Obstacles to Scaling a SMB by 10x

I recently wrote about buy and build; versus buy or build. Shortly thereafter I saw a question posed on Twitter regarding the obstacles. This is my attempt to share those obstacles:

  1. Market saturation – most small, service businesses are constrained by their geography. You are not the best HVAC company in the area. You are the best remodel HVAC for top 1/3 home values in your region, but excluding the top 1%. There are only so many of these before you run out of homes that need your service.
  2. Leadership – at some point all limitations are on the leader. In most small businesses, the earnings and risk can be optimized for the owner-operator. As his or her skillset develop, so too does their appetite for risk, work and time. Opening up more locations, creating new business lines or acquiring new lines of business become a personal choice. Too many commentators accuse the Peter Principle. In my experience, it’s usually a choice. The owner-operator finds a local maximum and lives there –happy. I don’t want to dwell on this constraint because there is a lot written on it. I just want to point out that while this is a constraint, and perhaps the “ultimate” constraint, it’s a cop-out to an article like this.
  3. Customer Concentration – most companies don’t grow in a smooth path. They phase change. Small business owners know this because it’s in their recent memory. The exception is the sales-heavy organization that can outsource a lot of the inventory or service; or use software for the service. If you want to 10x your SMB you are going to need to land a huge customer. You’ll have to sell a customer that is 50% to 200% of your current revenue total more than once. This will freak out every single person on your existing team. Then you have to deal with the ramifications. Then, just as you get that “done,” you need to do it two or three more times. Most people just don’t have the pain tolerance for doing it multiple times. If you happen to design a business than grows at 2% per month like clock work you’ll grow at 25% CAGR for 10 years and achieve the 10x scale in a very respectable time… and maybe not have to dilute yourself. The size of the deals you pursue need to be big enough to matter. And then you’ve got to prevent them from destroying what already exists.
  4. Complexity – Features help small businesses beat large companies by providing a more unique, more valuable solution. They take on risks that the big corporation won’t. This helps them win deals, but makes it difficult for them to scale. Complexity sometimes gets blamed on leadership, too. But, sometimes owner-operators like solving certain types of problems. They are complex enough to make a fat margin, but not too complicated to split into two problems; and scale up the easier/more profitable one. In order to scale you will have to simplify the business. This means saying no to things you are capable of doing but shouldn’t because it dilutes your main thing. If you have been growing steadily, you’ll need or want the cash from the fat margin, but complicated. Saying no to growth is hard when you are trying to 10x. It’s possible but you must cut out complexity every single day.

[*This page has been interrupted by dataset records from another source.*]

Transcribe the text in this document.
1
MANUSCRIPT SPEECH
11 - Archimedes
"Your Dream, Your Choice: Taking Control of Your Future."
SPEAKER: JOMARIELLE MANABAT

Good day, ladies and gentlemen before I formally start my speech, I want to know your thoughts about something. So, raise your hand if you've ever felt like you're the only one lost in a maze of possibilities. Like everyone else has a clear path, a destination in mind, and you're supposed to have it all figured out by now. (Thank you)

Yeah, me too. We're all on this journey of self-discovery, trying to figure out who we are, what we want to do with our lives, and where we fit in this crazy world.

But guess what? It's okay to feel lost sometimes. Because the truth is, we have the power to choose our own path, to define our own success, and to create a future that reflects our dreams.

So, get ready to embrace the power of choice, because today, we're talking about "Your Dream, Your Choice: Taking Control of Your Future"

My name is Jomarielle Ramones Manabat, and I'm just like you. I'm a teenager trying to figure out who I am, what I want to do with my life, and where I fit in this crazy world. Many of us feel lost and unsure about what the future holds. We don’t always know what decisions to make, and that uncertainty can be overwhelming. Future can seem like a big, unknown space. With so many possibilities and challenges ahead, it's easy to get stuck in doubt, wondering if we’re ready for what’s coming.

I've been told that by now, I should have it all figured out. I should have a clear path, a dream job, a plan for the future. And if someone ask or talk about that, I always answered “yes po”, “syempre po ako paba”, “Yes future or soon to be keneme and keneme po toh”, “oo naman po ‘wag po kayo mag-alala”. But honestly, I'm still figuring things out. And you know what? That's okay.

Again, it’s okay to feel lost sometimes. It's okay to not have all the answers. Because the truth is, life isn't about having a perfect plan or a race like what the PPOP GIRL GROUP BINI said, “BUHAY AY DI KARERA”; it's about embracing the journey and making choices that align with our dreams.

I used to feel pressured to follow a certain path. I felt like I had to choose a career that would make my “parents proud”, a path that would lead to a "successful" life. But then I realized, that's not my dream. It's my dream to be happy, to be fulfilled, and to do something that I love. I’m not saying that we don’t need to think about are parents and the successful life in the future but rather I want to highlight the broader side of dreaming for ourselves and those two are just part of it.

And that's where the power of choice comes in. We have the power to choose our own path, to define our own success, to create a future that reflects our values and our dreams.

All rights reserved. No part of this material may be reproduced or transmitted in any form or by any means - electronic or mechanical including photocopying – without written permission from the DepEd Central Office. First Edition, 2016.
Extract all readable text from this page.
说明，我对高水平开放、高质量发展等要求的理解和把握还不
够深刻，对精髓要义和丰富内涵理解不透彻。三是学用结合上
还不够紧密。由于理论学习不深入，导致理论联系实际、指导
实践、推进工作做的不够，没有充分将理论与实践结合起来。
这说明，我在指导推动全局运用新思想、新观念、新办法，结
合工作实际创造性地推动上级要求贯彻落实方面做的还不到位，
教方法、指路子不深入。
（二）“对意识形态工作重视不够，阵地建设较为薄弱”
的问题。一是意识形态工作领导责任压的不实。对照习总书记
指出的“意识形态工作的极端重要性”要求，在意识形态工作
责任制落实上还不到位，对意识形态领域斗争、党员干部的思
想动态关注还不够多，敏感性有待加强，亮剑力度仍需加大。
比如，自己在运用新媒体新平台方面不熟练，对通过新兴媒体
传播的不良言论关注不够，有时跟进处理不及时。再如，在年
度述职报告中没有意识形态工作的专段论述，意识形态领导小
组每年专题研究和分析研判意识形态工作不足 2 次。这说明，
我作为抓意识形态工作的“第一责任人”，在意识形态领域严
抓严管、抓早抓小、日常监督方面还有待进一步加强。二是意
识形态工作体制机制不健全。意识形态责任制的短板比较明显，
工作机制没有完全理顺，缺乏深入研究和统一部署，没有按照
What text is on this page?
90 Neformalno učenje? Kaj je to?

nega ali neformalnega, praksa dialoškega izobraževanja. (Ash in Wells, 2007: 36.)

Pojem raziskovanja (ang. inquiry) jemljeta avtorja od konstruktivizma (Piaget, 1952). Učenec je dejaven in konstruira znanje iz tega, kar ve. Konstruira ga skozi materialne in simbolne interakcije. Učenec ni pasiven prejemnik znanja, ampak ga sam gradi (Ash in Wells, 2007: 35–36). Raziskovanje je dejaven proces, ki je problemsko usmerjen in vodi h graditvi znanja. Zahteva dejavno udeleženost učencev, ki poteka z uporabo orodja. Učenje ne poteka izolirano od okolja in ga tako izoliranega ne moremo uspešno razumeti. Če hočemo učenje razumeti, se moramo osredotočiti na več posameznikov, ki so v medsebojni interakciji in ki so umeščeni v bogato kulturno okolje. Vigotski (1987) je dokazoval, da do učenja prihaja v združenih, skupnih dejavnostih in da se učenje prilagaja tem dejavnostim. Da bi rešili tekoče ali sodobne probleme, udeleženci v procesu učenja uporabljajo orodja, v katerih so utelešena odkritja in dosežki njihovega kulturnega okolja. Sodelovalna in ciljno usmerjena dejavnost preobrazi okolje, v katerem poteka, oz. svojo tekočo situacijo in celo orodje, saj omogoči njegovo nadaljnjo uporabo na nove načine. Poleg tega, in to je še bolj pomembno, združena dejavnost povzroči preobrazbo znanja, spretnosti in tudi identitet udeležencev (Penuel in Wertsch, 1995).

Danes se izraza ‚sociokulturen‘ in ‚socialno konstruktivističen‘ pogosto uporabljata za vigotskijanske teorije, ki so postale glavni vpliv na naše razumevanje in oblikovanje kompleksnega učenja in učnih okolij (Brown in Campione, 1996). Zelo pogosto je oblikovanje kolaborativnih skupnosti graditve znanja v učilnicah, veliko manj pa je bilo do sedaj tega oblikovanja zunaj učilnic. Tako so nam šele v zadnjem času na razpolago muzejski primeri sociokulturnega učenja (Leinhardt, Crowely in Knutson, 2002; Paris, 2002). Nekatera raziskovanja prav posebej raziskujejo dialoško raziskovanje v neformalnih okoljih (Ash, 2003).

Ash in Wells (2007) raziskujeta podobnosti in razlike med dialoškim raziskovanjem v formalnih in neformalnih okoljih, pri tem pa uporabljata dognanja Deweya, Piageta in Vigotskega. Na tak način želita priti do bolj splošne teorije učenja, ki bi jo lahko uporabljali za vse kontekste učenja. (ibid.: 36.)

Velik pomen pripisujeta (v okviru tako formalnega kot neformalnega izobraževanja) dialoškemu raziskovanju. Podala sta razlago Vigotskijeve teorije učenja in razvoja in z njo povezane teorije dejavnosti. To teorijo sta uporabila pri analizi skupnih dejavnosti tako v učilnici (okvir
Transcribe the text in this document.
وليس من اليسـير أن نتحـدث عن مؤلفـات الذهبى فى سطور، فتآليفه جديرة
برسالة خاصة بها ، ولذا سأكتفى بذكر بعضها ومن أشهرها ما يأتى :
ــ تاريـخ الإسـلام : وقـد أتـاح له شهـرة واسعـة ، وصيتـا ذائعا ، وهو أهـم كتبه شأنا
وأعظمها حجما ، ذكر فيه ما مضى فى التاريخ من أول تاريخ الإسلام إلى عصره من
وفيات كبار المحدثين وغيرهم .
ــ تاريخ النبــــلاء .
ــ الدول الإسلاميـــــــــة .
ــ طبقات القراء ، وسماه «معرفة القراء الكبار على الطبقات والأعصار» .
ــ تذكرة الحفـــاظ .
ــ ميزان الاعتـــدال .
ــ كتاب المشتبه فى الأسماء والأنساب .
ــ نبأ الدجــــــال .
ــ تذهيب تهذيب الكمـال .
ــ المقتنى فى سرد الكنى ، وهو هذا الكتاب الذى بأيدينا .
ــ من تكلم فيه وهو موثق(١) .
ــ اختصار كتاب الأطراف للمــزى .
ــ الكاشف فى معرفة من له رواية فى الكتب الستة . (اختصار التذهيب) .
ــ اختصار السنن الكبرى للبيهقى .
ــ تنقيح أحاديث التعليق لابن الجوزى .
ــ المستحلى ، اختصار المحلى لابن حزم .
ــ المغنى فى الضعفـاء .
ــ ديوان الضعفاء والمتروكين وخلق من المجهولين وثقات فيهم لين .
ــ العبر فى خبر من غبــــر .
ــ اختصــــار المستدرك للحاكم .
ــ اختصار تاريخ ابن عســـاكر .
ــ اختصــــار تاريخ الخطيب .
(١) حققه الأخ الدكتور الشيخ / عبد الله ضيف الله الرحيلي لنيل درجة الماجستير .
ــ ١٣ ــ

K.I.S.S.
  5. Capital – most SMB’s lack access to outside equity capital. They lean on debt and retained earnings. This is not a bad thing. The answer usually is not capital but redesign of the business. However, liquidity can prevent an otherwise good business from 10x-ing. Lack of liquid cash will also prevent them from starting or landing a job that they cannot finish. Why sell that huge customer if I cannot afford to deliver it? How can I raise capital without the sales order? I guess I’ll just save up. This takes time and then the opportunity (and ambition) fades. Repeat this every day for several years and the SMB owner reverts to optimization at the local maximum. I like to say, “solve problems with your brain not your bank account.”

There are thousands of other obstacles. I threw this together.